Holding my tongue (maketh me thalk lahk thith)

A brief review of the use of the word "tongue" in the book of Proverbs:

When words are many, sin is not absent, but he who holds his tongue is wise.

A man who lacks judgment derides his neighbor, but a man of understanding holds his tongue.

Even a fool is thought wise if he keeps silent, and discerning if he holds his tongue.

He who guards his mouth and his tongue keeps himself from calamity.

I believe that a great deal of the miscommunication I have with others (general or particular) is my tendency towards a quiet nature. By no means do I submit that I am a quiet person in all circumstances. If only I could claim to carry myself with such humble grace. But in the many circumstances requiring the most personal, or the most sincere forms of honest communication, I find myself often slow to speak. I don't do this because I believe I am a wise person.

I do this because I know I am not a wise person. A friend recently asked me what one thing I would change about myself if I had the opportunity, and my answer was quick: "I would be a wiser person." I know I am not wise, because despite even my best attempts to hold my tongue, I often don't, and very often it gets me into trouble. Because of this, I've worked hard to hold my tongue, and find my feeble efforts to sometimes prove effective, generally in situations where I am already carefully considering the matters at hand - when my mind is functioning seriously and thoughtfully. Careless words don't slip so easily when you're not thinking carelessly.

Perhaps even more plenteous, however, are the circumstances wherein my very refusal to speak itself gets me into just as much trouble, if not more. In my pride, my anger, or whatever sin I happen to indulge myself in at the given moment, I very often take an attitude of self-righteousness that sees no need to verbally communicate my feelings. I feel justified in not engaging the other person in the basest and most rudimentary forms of polite communication. And I am wrong to hold my tongue. Perhaps what I would be liable to say in such situations would be wrong as well, but that becomes a moot point, given the conditions. As James said, "...but no man can tame the tongue. It is a restless evil, full of deadly poison." I find in my case, its no less evil when I hold it - my attitude seems vehicle enough for the poison when the tongue is restrained. (1st John: "Dear children, let us not love with words or tongue but with actions and in truth.")

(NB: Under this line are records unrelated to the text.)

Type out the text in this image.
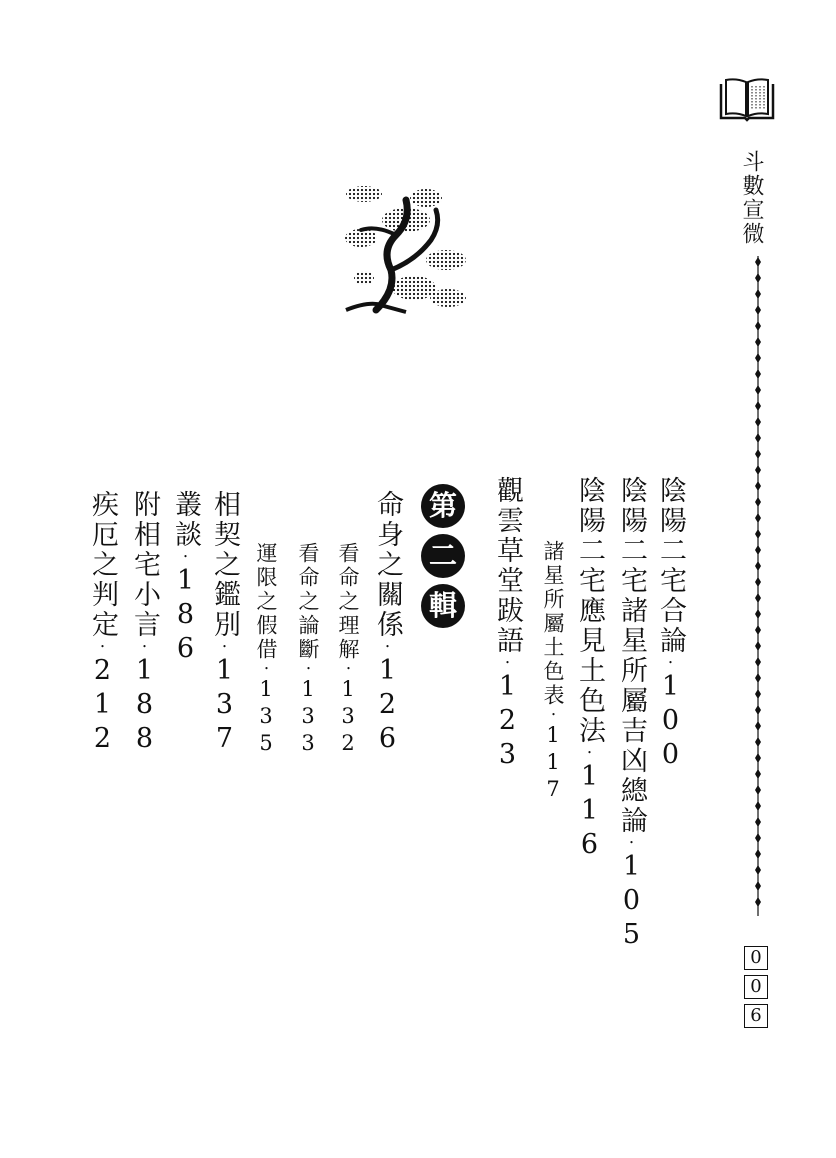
斗數宣微
0
0
6
陰陽二宅合論・100
陰陽二宅諸星所屬吉凶總論・105
陰陽二宅應見土色法・116
諸星所屬土色表・117
觀雲草堂跋語・123
第
二
輯
命身之關係・126
看命之理解・132
看命之論斷・133
運限之假借・135
相契之鑑別・137
叢談・186
附相宅小言・188
疾厄之判定・212
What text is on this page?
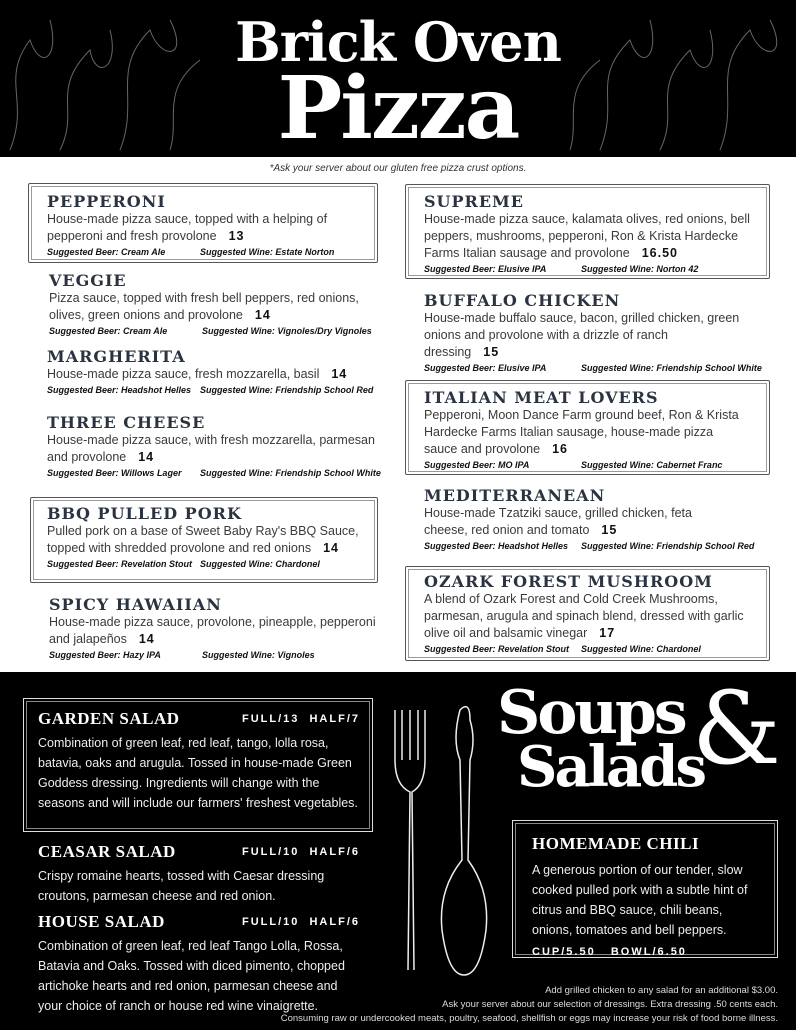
Brick Oven
Pizza
*Ask your server about our gluten free pizza crust options.
PEPPERONI

House-made pizza sauce, topped with a helping of pepperoni and fresh provolone 13

Suggested Beer: Cream Ale	Suggested Wine: Estate Norton
VEGGIE

Pizza sauce, topped with fresh bell peppers, red onions, olives, green onions and provolone 14

Suggested Beer: Cream Ale	Suggested Wine: Vignoles/Dry Vignoles
MARGHERITA

House-made pizza sauce, fresh mozzarella, basil 14

Suggested Beer: Headshot Helles Suggested Wine: Friendship School Red
THREE CHEESE

House-made pizza sauce, with fresh mozzarella, parmesan and provolone 14

Suggested Beer: Willows Lager Suggested Wine: Friendship School White
BBQ PULLED PORK

Pulled pork on a base of Sweet Baby Ray's BBQ Sauce, topped with shredded provolone and red onions 14

Suggested Beer: Revelation Stout Suggested Wine: Chardonel
SPICY HAWAIIAN

House-made pizza sauce, provolone, pineapple, pepperoni and jalapeños 14

Suggested Beer: Hazy IPA	Suggested Wine: Vignoles
SUPREME

House-made pizza sauce, kalamata olives, red onions, bell peppers, mushrooms, pepperoni, Ron & Krista Hardecke Farms Italian sausage and provolone 16.50

Suggested Beer: Elusive IPA	Suggested Wine: Norton 42
BUFFALO CHICKEN

House-made buffalo sauce, bacon, grilled chicken, green onions and provolone with a drizzle of ranch dressing 15

Suggested Beer: Elusive IPA	Suggested Wine: Friendship School White
ITALIAN MEAT LOVERS

Pepperoni, Moon Dance Farm ground beef, Ron & Krista Hardecke Farms Italian sausage, house-made pizza sauce and provolone 16

Suggested Beer: MO IPA	Suggested Wine: Cabernet Franc
MEDITERRANEAN

House-made Tzatziki sauce, grilled chicken, feta cheese, red onion and tomato 15

Suggested Beer: Headshot Helles Suggested Wine: Friendship School Red
OZARK FOREST MUSHROOM

A blend of Ozark Forest and Cold Creek Mushrooms, parmesan, arugula and spinach blend, dressed with garlic olive oil and balsamic vinegar 17

Suggested Beer: Revelation Stout Suggested Wine: Chardonel
Soups &
Salads
HOMEMADE CHILI

A generous portion of our tender, slow cooked pulled pork with a subtle hint of citrus and BBQ sauce, chili beans, onions, tomatoes and bell peppers.

CUP/5.50   BOWL/6.50
GARDEN SALAD	FULL/13  HALF/7

Combination of green leaf, red leaf, tango, lolla rosa, batavia, oaks and arugula. Tossed in house-made Green Goddess dressing. Ingredients will change with the seasons and will include our farmers' freshest vegetables.

CEASAR SALAD	FULL/10  HALF/6

Crispy romaine hearts, tossed with Caesar dressing croutons, parmesan cheese and red onion.

HOUSE SALAD	FULL/10  HALF/6

Combination of green leaf, red leaf Tango Lolla, Rossa, Batavia and Oaks. Tossed with diced pimento, chopped artichoke hearts and red onion, parmesan cheese and your choice of ranch or house red wine vinaigrette.

Add grilled chicken to any salad for an additional $3.00.
Ask your server about our selection of dressings. Extra dressing .50 cents each.
Consuming raw or undercooked meats, poultry, seafood, shellfish or eggs may increase your risk of food borne illness.
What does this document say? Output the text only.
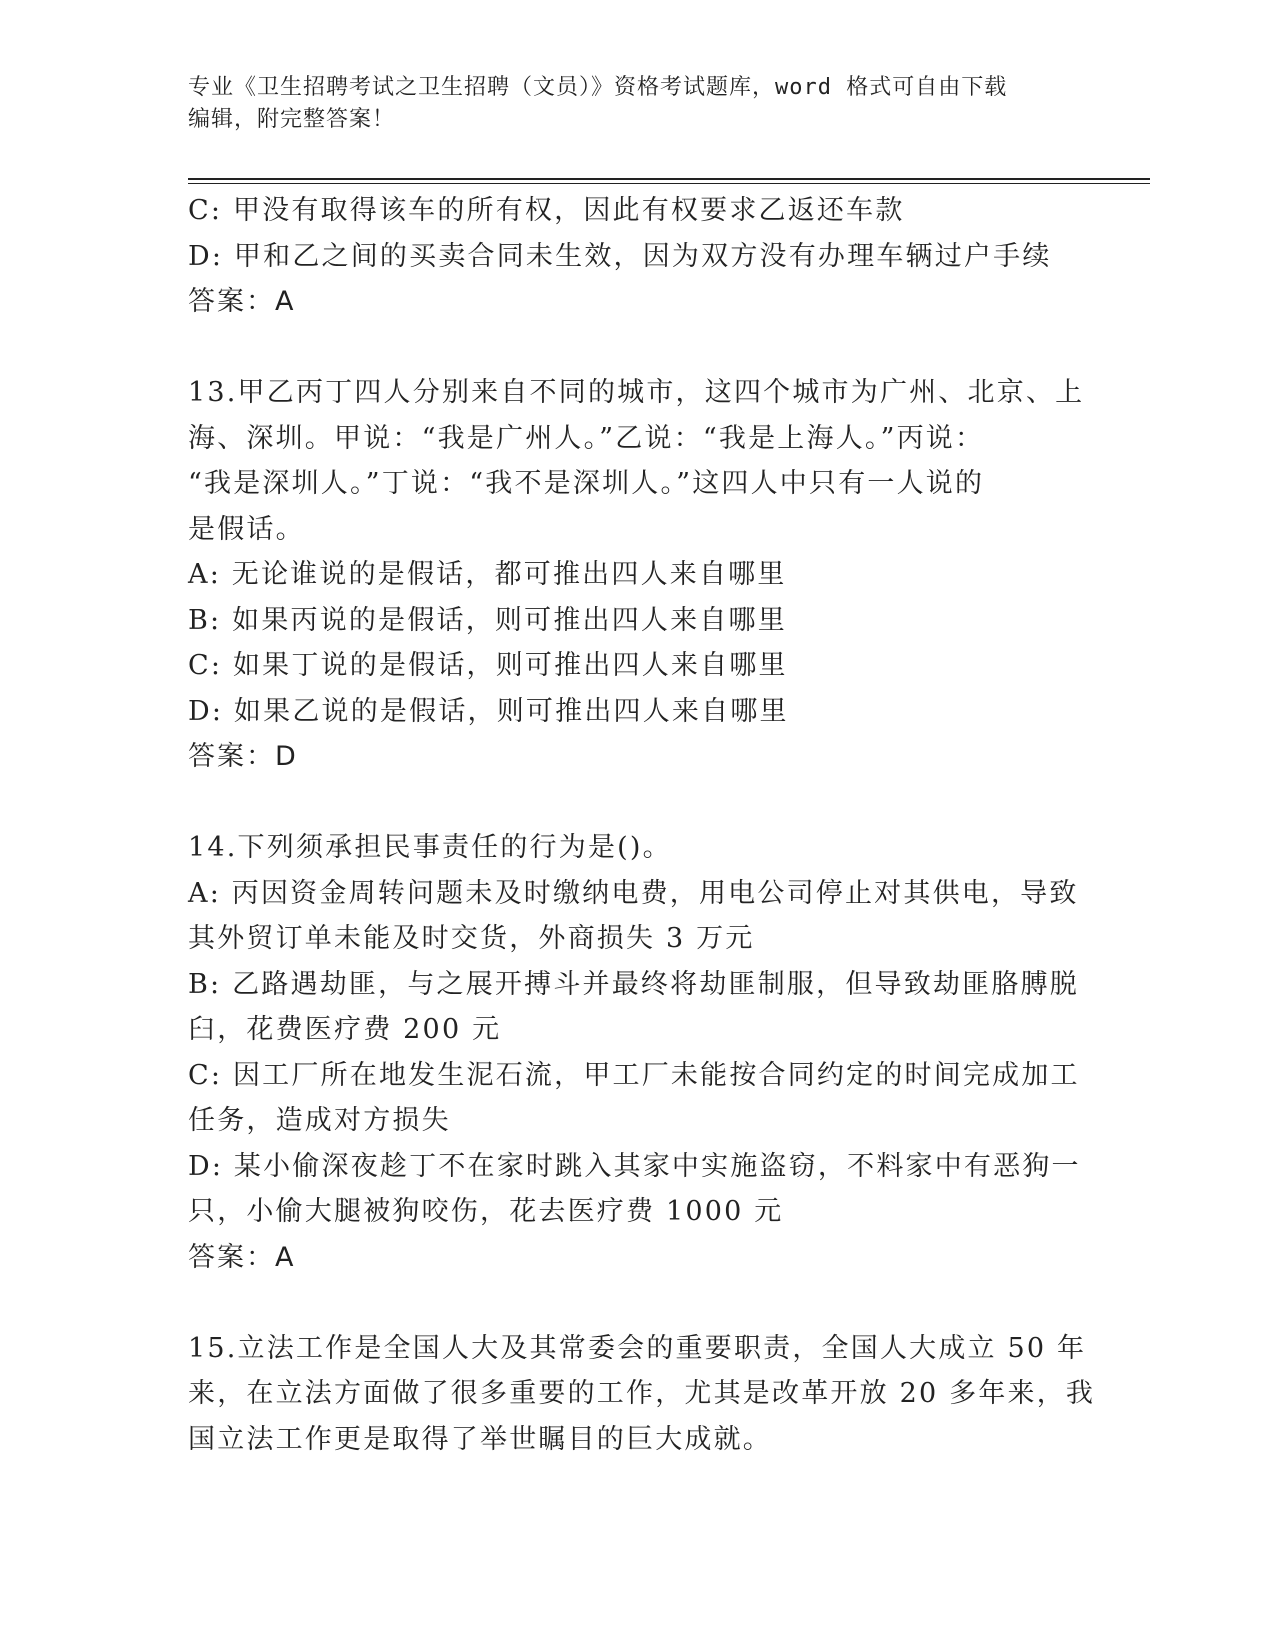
专业《卫生招聘考试之卫生招聘（文员）》资格考试题库，word 格式可自由下载
编辑，附完整答案！
C: 甲没有取得该车的所有权，因此有权要求乙返还车款
D: 甲和乙之间的买卖合同未生效，因为双方没有办理车辆过户手续
答案：A
13.甲乙丙丁四人分别来自不同的城市，这四个城市为广州、北京、上
海、深圳。甲说：“我是广州人。”乙说：“我是上海人。”丙说：
“我是深圳人。”丁说：“我不是深圳人。”这四人中只有一人说的
是假话。
A: 无论谁说的是假话，都可推出四人来自哪里
B: 如果丙说的是假话，则可推出四人来自哪里
C: 如果丁说的是假话，则可推出四人来自哪里
D: 如果乙说的是假话，则可推出四人来自哪里
答案：D
14.下列须承担民事责任的行为是()。
A: 丙因资金周转问题未及时缴纳电费，用电公司停止对其供电，导致
其外贸订单未能及时交货，外商损失 3 万元
B: 乙路遇劫匪，与之展开搏斗并最终将劫匪制服，但导致劫匪胳膊脱
臼，花费医疗费 200 元
C: 因工厂所在地发生泥石流，甲工厂未能按合同约定的时间完成加工
任务，造成对方损失
D: 某小偷深夜趁丁不在家时跳入其家中实施盗窃，不料家中有恶狗一
只，小偷大腿被狗咬伤，花去医疗费 1000 元
答案：A
15.立法工作是全国人大及其常委会的重要职责，全国人大成立 50 年
来，在立法方面做了很多重要的工作，尤其是改革开放 20 多年来，我
国立法工作更是取得了举世瞩目的巨大成就。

I believe that perhaps the most numerous of the circumstances in which I forgo verbal communication are those where I simply have nothing to say. In such situations, I don't necessarily feel that I am (subjectively) either morally right or wrong to not be speaking - I don't feel its that kind of issue at all. Rather, I just don't have the words to communicate my thoughts. Often I believe its because I am uncomfortable in sharing them because I don't believe I could properly convey what is working through my head. And I find myself without anything to say.

Problems arise here because my eyes betray the fact that I am thinking something, but not sharing it. People often feel slighted, and with good reason. They very often confuse my inability to verbally communicate with other forms of quietness - the selfish attitude aforementioned, the prideful I-know-something-you-don't-know disposition, or perhaps even the don't-have-anything-good-to-say so don't-say-anything-at-all syndrome. Take your pick of these or many others - very often the person(s) with whom I would communicate are given this impression.

Whether they are justified in their impression is not the point. The point is that this third general area of quietness on my part presents me with perhaps my greatest need for personal endeavor. For in this form of quietness, rather than avoiding a sin of commission (i.e. in the prudent holding of the tongue), I commit a sin of omission, perhaps even more grave than the explicitly selfish one which I have already addressed. More Proverbs serve to elaborate:

Reckless words pierce like a sword, but the tongue of the wise brings healing.

The tongue of the wise commends knowledge, but the mouth of the fool gushes folly.

The tongue that brings healing is a tree of life, but a deceitful tongue crushes the spirit.

The tongue has the power of life and death, and those who love it will eat its fruit.

A truly wise tongue is one that brings healing, commends, is a tree of life, builds others up, and affirms them. I certainly can't do this when I'm not opening my mouth at all.

The trick is finding the right words, and knowing when to say them. Which seems night on impossible for the so very unwise. And we're left with naught but to rejoice in our Very Present Help:

To man belong the plans of the heart, but from the LORD comes the reply of the tongue.